Investing.com - The dollar rose against the yen on Tuesday after Japan’s finance minister warned that officials are prepared to intervene if the country’s currency continued to strengthen.
USD/JPY rose 0.66% to 109.05, the highest level since April 28 after ending the previous session with a gain of 0.94%.
The U.S. dollar index, which measures the greenback’s strength against a trade-weighted basket of six major currencies, was steady at 94.08.
The dollar had fallen to 18-month lows of 105.05 against the yen last Tuesday after the Bank of Japan kept monetary policy unchanged, defying market expectations for additional easing.
Japanese Finance Minister Taro Aso said Monday that financial authorities are prepared to intervene in the currency market if excessive moves in the yen continued.
The yen initially showed little reaction to the comments amid the view that authorities are unlikely to take steps to weaken the currency in the absence of support for such a move.
Late last month the U.S. Treasury Department added Japan to a watch list of countries it is monitoring to gauge whether their foreign exchange policies provide an unfair trade advantage.
Aso said Monday the Treasury’s move to put Japan on a watch list “won’t constrain” Tokyo’s currency policy.
Speaking Tuesday, Aso reiterated that Tokyo will intervene in the currency market if "one-sided" moves in the yen persist.
Also Tuesday, Japan’s Economy Minister Nobuteru Ishihara said he was closely watching financial markets after the yen’s gains last week.

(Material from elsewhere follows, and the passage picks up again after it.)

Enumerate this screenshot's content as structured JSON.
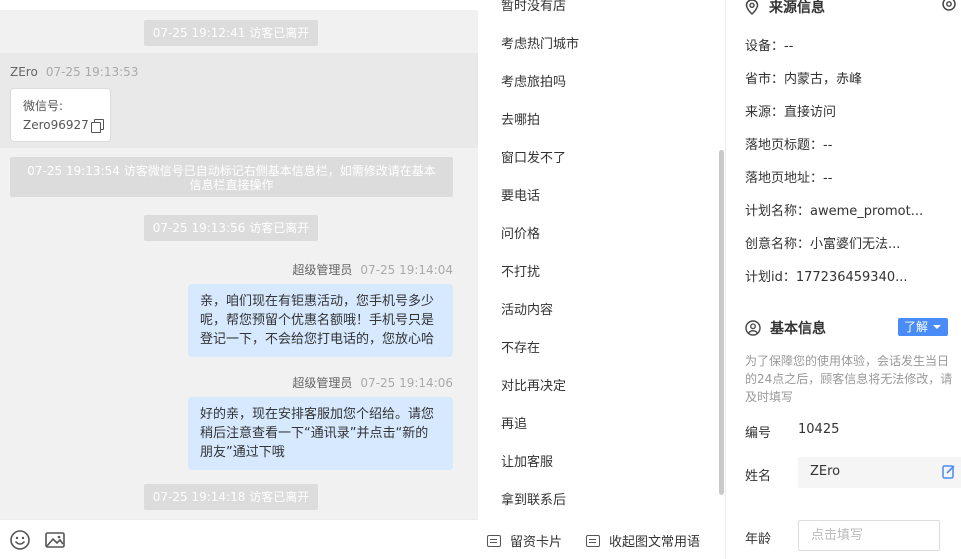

The yen was also weaker against the euro, with EUR/JPY advancing 0.79% to 124.25 after ending Monday’s session with gains of 0.92%.
The single currency edged higher against the dollar with EUR/USD easing up to 1.1394.
In the euro zone, data on Tuesday showed that German industrial output fell more than expected in March, but exports rose strongly.
German industrial production fell by 1.3% in March, the largest monthly decline since August 2014.
A separate report showed that Germany’s exports rose by a larger-than-forecast 1.9% in March while imports fell by 2.3%, widening the trade surplus to €23.6 billion.